At the same time, an offset bit "1" or "0" corresponding to each display position is added to 2 bits from the MSB. An example of such a data structure is shown below. [0012]M
SB LSB
Data bit string D8 D7 D6
D5 D4 D3 D2 D1 Data of group A 1 1 D8 D7 D6 D
5 D4 D3 Group B data
1 0 D8 D7 D6 D5 D4 D3
Data of group C 0 1 D
8 D7 D6 D5 D4 D3 Data of group D 0 0 D8 D7 D6
D5 D4 D3 As described above, according to the above embodiment, the input data digitized by the AD converter 11 is stored in the acquisition memory 12 and the display memory 15, and the data is stored in the Y-axis data compression circuit 17. compressed to 1/4 times through CPU1 at the same time.
6 adds 2-bit offset data and outputs it to the display circuit, thereby allowing four screen length data to be displayed on one screen. Effects of the Invention As is clear from the above embodiments, the present invention can be implemented without substantially changing the existing hardware.
By changing the data processing sequence, a new function that allows data for up to four screens to be displayed on one screen can be realized at low cost. In addition, the advantages of the conventional method can be retained as functions, and since the CPU does not have to thin out data in the time axis direction, the processing by the CPU can be reduced, and the acquisition speed can be improved. have an effect.

[Brief explanation of drawings]

FIG. 1 is a block diagram of a waveform analysis device according to an embodiment of the present invention.

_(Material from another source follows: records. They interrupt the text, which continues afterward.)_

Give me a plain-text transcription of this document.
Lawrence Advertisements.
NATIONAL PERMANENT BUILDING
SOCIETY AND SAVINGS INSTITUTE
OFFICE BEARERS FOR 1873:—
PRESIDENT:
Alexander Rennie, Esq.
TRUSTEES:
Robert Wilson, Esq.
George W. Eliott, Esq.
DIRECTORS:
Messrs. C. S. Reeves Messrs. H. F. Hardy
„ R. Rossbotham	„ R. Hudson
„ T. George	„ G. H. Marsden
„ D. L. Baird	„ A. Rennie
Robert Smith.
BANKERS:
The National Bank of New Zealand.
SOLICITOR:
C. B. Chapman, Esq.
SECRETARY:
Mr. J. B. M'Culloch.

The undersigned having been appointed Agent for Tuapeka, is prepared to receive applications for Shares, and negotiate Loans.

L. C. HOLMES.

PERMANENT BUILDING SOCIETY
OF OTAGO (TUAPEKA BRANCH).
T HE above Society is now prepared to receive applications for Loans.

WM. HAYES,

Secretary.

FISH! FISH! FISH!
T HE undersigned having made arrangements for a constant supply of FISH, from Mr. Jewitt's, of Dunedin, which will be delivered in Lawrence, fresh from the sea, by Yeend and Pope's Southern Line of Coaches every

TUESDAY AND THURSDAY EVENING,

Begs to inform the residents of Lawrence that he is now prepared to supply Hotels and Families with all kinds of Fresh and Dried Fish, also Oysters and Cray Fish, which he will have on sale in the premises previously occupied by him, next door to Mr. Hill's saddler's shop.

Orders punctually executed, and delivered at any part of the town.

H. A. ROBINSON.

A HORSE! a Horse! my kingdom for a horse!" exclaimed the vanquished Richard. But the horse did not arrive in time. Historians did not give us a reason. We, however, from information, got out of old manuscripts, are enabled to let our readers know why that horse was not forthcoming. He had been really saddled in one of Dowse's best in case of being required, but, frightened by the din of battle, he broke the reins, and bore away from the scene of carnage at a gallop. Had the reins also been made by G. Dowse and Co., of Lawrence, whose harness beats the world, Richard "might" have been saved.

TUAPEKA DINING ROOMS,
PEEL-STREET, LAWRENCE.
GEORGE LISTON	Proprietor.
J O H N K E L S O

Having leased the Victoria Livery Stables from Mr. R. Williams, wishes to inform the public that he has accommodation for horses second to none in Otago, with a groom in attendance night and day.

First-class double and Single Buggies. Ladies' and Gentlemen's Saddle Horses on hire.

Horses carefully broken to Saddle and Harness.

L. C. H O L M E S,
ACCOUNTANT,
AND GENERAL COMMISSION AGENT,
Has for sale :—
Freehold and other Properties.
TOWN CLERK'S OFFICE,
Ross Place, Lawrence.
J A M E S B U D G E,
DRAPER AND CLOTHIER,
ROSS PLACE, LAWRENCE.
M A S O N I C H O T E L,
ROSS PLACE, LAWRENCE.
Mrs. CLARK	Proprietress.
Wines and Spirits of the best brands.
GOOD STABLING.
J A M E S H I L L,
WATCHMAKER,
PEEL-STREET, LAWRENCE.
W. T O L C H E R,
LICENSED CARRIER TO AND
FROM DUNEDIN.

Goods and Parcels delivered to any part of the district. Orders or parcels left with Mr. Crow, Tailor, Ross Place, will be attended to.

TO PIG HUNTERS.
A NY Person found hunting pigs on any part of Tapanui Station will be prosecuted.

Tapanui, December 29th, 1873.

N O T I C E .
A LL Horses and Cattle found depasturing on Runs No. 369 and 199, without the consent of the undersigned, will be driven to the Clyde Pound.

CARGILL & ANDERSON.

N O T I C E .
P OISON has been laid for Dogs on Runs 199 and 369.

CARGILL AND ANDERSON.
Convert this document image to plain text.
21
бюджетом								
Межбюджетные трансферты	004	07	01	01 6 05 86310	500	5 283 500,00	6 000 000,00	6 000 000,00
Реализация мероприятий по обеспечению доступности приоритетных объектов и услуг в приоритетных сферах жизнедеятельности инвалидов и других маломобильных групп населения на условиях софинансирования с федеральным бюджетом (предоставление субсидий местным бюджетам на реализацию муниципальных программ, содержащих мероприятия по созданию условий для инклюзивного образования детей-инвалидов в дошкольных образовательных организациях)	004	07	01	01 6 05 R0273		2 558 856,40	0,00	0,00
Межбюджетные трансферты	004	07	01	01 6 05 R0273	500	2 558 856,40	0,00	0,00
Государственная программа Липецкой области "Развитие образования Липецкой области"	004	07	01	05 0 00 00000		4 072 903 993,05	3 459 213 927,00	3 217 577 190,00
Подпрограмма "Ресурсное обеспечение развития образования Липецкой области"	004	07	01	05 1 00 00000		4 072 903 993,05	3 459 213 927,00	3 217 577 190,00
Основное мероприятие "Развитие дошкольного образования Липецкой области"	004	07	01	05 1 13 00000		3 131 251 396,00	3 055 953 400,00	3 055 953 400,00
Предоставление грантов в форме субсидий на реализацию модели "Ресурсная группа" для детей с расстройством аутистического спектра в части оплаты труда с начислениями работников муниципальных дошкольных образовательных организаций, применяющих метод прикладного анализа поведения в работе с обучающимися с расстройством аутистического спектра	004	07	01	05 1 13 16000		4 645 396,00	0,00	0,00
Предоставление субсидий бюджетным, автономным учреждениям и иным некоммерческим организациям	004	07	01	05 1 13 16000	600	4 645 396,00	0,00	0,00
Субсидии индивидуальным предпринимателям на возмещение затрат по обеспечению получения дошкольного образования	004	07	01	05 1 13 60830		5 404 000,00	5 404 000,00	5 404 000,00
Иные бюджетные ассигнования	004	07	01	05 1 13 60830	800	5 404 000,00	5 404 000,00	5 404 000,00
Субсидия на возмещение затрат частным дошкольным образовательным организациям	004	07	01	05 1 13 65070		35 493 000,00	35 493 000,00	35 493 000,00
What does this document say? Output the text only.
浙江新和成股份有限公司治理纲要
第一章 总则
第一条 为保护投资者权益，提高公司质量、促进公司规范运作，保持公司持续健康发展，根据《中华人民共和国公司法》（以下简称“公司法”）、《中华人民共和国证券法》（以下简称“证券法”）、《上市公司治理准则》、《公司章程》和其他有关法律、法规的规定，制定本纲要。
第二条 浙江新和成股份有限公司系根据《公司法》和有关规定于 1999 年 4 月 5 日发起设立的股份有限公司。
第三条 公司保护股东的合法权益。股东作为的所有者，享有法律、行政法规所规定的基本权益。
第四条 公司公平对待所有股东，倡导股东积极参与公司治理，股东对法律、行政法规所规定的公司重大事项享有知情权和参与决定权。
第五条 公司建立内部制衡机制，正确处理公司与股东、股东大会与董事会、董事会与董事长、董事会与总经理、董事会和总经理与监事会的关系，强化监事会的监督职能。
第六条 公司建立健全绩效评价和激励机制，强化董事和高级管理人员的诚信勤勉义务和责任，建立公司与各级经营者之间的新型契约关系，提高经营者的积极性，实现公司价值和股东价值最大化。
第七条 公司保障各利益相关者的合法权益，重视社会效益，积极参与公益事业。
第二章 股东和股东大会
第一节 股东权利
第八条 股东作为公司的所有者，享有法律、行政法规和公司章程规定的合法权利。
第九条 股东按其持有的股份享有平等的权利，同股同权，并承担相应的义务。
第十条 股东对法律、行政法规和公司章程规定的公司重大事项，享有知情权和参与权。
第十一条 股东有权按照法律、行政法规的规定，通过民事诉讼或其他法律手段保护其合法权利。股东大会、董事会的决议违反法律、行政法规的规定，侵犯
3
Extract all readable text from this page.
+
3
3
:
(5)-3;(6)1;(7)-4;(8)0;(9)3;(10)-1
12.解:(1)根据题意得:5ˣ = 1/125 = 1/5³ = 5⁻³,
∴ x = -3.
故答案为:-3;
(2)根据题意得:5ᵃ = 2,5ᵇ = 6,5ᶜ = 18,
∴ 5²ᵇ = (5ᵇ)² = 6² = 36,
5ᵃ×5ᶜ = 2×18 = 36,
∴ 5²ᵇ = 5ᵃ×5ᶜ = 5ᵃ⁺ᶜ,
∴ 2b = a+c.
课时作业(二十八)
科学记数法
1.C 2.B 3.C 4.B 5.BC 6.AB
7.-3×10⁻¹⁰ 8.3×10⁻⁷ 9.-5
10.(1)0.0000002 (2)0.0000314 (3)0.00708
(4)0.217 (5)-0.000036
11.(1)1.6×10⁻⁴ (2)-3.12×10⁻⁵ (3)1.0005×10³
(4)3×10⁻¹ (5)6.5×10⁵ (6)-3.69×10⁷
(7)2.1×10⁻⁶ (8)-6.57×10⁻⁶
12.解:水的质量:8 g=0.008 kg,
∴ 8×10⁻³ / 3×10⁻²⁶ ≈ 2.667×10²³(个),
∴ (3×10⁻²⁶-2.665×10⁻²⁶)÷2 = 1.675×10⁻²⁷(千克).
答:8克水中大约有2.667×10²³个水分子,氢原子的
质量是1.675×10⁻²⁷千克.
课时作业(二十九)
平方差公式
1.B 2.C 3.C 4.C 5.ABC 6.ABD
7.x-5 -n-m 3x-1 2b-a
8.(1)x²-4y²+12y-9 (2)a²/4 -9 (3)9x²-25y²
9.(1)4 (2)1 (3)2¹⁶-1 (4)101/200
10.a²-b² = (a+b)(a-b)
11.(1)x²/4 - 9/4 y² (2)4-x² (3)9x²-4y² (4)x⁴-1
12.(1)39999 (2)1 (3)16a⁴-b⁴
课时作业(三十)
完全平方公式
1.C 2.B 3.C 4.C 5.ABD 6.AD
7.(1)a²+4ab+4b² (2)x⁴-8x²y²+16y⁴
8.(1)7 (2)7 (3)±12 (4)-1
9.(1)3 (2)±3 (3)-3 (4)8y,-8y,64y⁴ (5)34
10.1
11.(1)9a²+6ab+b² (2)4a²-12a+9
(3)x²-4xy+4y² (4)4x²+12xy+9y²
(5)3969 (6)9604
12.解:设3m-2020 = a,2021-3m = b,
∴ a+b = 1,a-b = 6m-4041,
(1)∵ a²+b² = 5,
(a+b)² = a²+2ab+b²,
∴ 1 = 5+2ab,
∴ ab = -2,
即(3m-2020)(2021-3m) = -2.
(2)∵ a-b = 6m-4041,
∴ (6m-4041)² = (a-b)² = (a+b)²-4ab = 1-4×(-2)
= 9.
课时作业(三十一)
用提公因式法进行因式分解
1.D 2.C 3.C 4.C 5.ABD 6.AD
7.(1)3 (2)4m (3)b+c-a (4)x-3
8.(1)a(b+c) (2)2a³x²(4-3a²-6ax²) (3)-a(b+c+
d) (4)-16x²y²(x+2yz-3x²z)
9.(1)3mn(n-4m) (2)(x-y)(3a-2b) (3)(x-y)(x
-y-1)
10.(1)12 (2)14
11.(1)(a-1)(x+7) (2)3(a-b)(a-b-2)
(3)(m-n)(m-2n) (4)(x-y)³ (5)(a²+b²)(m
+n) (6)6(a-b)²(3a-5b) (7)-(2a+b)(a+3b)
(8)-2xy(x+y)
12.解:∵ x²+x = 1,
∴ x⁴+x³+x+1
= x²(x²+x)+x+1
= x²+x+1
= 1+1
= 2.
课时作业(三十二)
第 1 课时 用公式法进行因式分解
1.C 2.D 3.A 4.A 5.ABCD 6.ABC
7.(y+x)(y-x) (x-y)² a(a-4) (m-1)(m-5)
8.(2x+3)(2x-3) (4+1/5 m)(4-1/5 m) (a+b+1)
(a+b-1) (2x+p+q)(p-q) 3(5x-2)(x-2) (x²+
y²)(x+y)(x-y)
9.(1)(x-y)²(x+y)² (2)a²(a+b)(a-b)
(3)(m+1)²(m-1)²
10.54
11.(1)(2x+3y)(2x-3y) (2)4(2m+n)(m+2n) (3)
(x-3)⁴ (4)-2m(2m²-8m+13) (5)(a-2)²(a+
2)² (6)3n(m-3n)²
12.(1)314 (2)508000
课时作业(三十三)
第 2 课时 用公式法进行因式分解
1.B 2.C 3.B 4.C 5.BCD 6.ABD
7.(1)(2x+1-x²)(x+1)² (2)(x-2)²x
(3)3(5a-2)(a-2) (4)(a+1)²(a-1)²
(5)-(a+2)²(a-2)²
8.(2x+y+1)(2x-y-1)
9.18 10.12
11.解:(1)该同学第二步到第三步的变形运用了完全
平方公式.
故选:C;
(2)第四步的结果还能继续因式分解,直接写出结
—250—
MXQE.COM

[Figure 2] Block diagram of the Y-axis data compression circuit in the device

[Figure 3] Signal waveform diagram showing an example of screen display in the same device

[
Figure 4: Block diagram of conventional waveform analysis device

[Figure 5] Signal waveform diagram showing an example of screen display in the conventional example

[Explanation of symbols]

11 AD converter 12 Acquisition memory 13 Memory address control circuit 14 Memory transfer circuit 15 Display memory 16 CPU 17 Y-axis data compression circuit

Claims (1)

[Claims] 1. A memory that stores data for multiple screens, and compresses data in the voltage axis direction of the stored data to 1/4, 1/2, or 1, and adds offset data. A waveform analysis device comprising a data compression circuit and a CPU that controls the offset data and manages the address of the memory.